Литмир - Электронная Библиотека
A
A

Слово мое это порог

Слово мое это металл

Слово мое это замок,

Этим замком я тебя оковал.

Набрав полные легкие воздуха он поднял перед лицом кадильце и что есть сил дунул на него. Оттуда повалил дым. И что удивительно, весь он собрался около Трофима, почти не распространяясь по остальной бане.

- Они меня не видят, не видят, не видят... кхе-кхе-кхе, - закашлялся юноша, прерывая свое бормотание. Архип же тем временем продолжал:

Воля твоя не могучий утес,

Воля твоя легче чем дым,

В пламени жарком плавится воск,

Воля твоя расплавляется с ним.

И выдохнул в сторону Трофима очередную порцию дыма. Парень уже не бормотал и не раскачивался, теперь он неотрывно , и кажется даже не мигая, следил за медленно покачивающимся кадильцем.
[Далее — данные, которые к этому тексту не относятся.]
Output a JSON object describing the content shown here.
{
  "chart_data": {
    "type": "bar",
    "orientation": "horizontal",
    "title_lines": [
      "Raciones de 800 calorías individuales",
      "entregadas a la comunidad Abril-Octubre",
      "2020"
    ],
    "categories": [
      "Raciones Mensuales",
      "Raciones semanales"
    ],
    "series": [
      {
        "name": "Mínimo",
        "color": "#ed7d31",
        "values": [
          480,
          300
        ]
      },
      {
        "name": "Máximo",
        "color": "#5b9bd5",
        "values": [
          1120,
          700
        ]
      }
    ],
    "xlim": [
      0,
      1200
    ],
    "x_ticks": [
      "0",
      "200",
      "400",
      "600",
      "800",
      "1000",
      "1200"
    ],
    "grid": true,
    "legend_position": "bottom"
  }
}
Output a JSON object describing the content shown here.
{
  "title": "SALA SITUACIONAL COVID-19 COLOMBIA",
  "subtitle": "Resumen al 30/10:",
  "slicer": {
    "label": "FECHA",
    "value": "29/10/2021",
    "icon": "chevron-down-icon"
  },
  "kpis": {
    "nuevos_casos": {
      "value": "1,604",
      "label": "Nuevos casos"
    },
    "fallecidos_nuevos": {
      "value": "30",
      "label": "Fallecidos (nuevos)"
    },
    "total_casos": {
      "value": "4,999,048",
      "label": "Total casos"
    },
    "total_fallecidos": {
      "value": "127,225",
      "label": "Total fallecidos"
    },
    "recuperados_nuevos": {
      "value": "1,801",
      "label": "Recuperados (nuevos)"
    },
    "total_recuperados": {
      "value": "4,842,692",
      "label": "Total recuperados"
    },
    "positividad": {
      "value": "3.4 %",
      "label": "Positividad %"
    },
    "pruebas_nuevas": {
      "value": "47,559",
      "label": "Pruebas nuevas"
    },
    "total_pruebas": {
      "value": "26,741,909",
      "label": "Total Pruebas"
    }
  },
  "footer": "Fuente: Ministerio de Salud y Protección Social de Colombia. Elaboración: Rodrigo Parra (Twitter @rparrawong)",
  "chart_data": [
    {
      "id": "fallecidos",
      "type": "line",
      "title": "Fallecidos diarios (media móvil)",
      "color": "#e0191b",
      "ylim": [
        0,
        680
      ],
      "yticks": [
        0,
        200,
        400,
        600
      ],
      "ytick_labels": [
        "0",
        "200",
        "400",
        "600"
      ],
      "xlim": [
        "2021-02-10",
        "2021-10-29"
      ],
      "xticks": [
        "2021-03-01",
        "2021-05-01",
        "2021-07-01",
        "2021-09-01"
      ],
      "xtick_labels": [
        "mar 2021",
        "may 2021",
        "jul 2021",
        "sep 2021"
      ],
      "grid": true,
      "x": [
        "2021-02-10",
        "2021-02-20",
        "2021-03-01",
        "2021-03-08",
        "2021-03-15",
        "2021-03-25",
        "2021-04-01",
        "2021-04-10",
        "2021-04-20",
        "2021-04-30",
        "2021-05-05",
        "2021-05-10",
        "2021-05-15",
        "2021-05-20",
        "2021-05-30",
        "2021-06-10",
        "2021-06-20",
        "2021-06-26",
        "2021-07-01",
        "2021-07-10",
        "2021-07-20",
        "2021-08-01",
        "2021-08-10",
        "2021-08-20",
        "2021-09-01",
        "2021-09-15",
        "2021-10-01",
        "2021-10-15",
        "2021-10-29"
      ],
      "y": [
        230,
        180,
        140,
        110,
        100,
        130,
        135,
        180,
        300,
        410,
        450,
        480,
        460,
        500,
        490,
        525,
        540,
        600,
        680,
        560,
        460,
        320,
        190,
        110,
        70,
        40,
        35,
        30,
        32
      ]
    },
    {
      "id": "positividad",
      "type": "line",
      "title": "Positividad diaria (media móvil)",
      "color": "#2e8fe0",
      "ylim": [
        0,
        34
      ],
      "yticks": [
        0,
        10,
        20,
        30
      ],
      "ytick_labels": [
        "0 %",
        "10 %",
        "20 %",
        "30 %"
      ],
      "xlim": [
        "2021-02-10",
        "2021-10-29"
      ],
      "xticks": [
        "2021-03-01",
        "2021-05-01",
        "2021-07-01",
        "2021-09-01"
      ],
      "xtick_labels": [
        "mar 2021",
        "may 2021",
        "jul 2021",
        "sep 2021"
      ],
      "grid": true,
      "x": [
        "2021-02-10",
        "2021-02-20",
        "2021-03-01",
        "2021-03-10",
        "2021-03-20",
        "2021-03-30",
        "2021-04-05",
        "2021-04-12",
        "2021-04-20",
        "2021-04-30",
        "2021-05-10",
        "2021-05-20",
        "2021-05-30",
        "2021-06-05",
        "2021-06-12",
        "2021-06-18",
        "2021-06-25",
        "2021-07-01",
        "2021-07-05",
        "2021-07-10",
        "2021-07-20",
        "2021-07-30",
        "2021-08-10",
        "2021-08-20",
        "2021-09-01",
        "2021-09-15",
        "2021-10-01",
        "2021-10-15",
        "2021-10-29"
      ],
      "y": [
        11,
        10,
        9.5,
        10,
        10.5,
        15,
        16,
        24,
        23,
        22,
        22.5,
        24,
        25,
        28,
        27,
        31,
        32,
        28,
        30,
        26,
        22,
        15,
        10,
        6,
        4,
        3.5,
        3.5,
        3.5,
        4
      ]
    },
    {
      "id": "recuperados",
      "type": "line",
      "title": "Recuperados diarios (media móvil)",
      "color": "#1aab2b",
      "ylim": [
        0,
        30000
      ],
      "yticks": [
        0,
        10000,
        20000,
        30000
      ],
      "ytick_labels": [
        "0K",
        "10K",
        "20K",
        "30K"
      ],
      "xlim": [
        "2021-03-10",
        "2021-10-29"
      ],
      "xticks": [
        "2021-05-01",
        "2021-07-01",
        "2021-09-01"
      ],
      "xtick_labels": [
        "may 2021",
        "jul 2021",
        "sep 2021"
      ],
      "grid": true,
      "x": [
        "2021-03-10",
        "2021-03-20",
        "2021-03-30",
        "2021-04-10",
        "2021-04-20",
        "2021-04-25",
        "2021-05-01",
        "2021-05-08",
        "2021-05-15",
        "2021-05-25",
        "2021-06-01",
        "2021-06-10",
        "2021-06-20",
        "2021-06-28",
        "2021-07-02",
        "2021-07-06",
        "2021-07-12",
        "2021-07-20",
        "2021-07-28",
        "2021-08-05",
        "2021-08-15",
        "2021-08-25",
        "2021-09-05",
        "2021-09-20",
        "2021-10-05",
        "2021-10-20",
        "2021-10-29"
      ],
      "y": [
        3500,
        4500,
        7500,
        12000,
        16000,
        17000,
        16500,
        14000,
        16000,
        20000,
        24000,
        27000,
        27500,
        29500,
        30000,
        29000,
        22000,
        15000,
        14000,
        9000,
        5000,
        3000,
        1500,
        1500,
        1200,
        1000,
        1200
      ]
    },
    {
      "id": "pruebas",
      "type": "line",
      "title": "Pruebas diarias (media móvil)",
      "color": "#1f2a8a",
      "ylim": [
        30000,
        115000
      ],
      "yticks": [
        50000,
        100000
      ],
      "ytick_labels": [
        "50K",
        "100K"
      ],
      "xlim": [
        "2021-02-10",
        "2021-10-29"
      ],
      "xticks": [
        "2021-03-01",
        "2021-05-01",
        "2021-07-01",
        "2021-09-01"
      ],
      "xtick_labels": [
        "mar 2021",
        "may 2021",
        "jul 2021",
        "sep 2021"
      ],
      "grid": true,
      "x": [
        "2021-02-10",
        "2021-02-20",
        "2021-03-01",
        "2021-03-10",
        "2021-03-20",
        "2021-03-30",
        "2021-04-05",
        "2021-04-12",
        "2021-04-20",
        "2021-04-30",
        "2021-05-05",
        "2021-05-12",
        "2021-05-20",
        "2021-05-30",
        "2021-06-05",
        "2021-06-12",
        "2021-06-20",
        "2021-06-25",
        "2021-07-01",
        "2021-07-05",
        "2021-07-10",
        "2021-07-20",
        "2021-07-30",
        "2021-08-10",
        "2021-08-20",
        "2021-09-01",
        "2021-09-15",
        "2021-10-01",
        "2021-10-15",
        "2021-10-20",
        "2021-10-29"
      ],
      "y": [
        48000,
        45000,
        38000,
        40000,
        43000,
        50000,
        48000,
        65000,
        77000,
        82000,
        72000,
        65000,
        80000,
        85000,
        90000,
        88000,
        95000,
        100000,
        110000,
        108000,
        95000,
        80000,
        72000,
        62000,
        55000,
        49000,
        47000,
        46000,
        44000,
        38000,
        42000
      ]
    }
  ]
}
Слово мое это сотня пудов,

Давит на грудь - не протився ему,

Слово мое - сна тяжелый покров,

Слово мое увлекает во тьму.

Глаза юноши начали закрываться, голова медленно упала на грудь, а руки, до того судорожно сжимающие колени расслабились и плетьми осели на пол.

Спи же, дитя, волю дай добрым снам

Воля твоя лишь круги на воде,

Воля твоя покорилась словам

Воля твоя покорилася мне!

Закончив заговор Архип закрыл кадильце, туша тлеющую в нем массу, и медленно поднялся. Окружающие медленно нехотя зашевелились, то ли все они в какой-то небольшой мере попали под влияние колдовства, то ли просто размеренный тон, до одури напоминавший какую-то странную мрачную колыбельную вкупе с ранним подъемом сказались, но глаза у всех были соловыми, а движения медлительными и неуверенными. Юноша же, судя по закрытым глазам, расслабленным членам и мерному дыханию, просто спал.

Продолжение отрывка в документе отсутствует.